Based on Tenniel, there can be no question that the White King and Queen are Thorley Walters and Joan Sims. though Handl is another possibility for the latter. The Red Queen could be Flora Robson or Patricia Hayes, but I’m going for Yootha Joyce (energy) whereas the Red King, apparently dreaming the whole thing like in INCEPTION, doesn’t ever wake up and so it seems like wasted effort to cast a celebrated thesp. Might as well be John Wayne.
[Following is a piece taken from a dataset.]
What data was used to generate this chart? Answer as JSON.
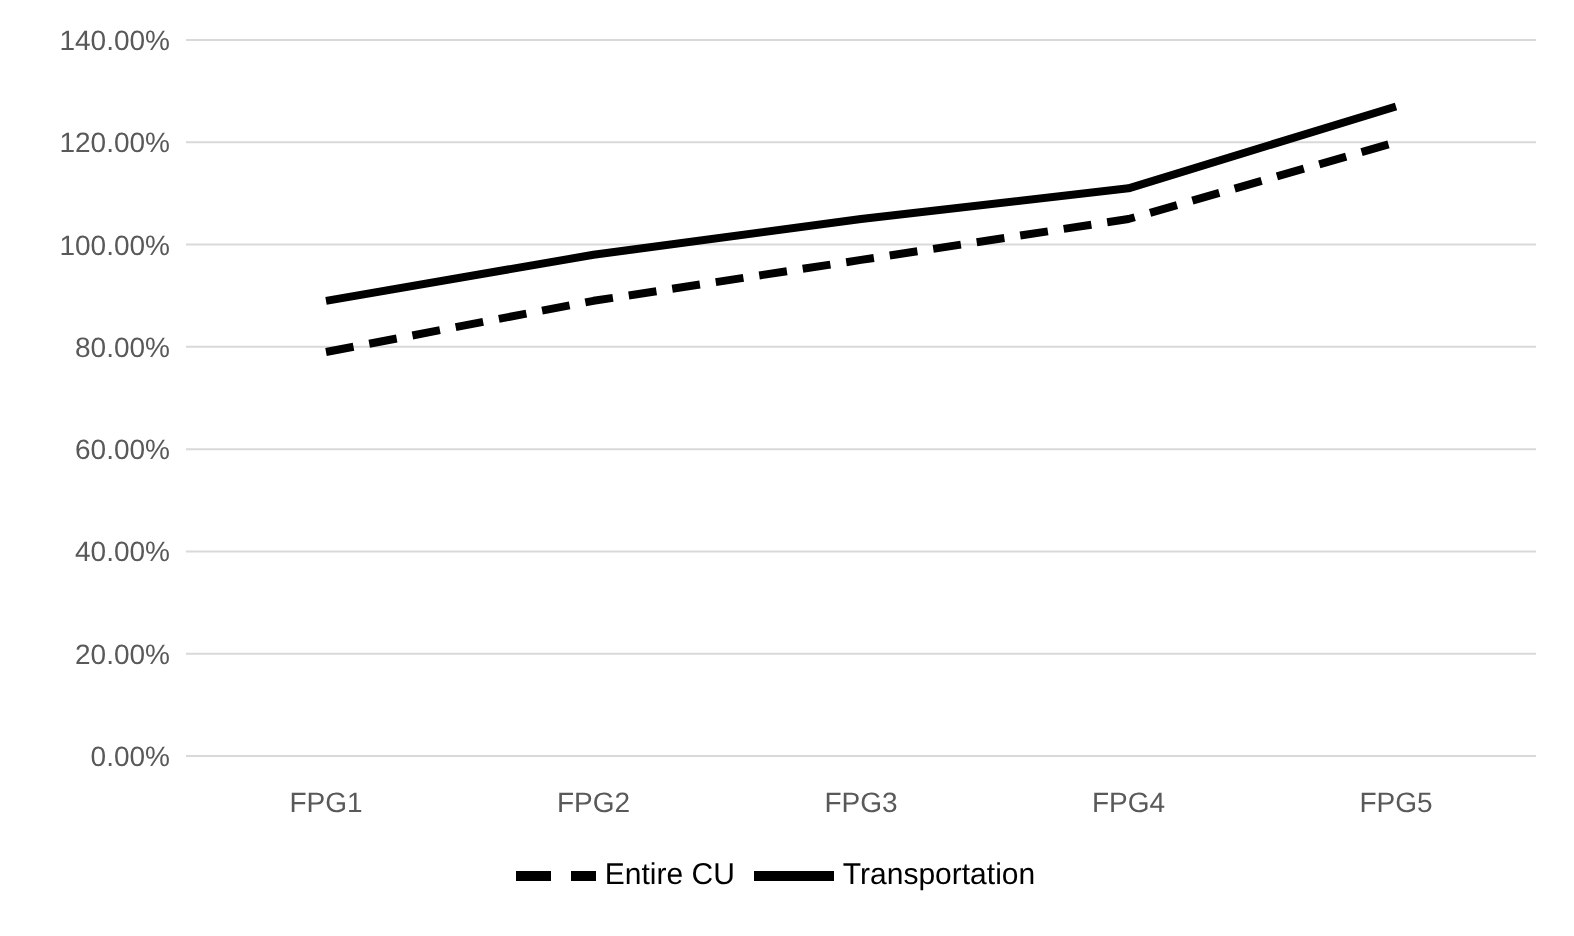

Miller cast Finlay Currie as the Dodo, an impressive feat — the only human actor to LOOK like a dodo. But he’s too old, since Dodgson based this didactic fowl on himself, incorporating his stutter — Do-do-Dodgson. Trying to find an actor not aged in the 1950s, with Dodgson’s sad eyes and an impressive beak, I stop at Richard Wattis.

Cecil Parker, arch-ovine, must be the Sheep, a rarely-filmed character but one with great material. I suppose the sheep should really be female, but drag is allowed. We’re through the looking glass, here.

The Gnat also has some really good jokes, and is never presented onscreen — perhaps because Tenniel didn’t deign to draw him. Another tutelary figure — you can really tell the author is a lecturer — he could really be played by anybody from Terry-Thomas to Robert Morley. The latter is more pompous, so he’d do, but then for heaven’s sake why not Noel Coward? Or Dennis Price, who quotes Lewis with relish in Mike Hodges’ PULP?

Of course, given the period, we can have perhaps Britain’s greatest child actor in the title role, Mandy Miller (MANDY, THE MAN IN THE WHITE SUIT), and by happy coincidence it appears she’s a fan of the author:

Randy Cook suggests Benny Hill for the Cheshire Cat. What are your thoughts? I presume that, like me, you have been carrying casting ideas for Alice around in your heads for decades.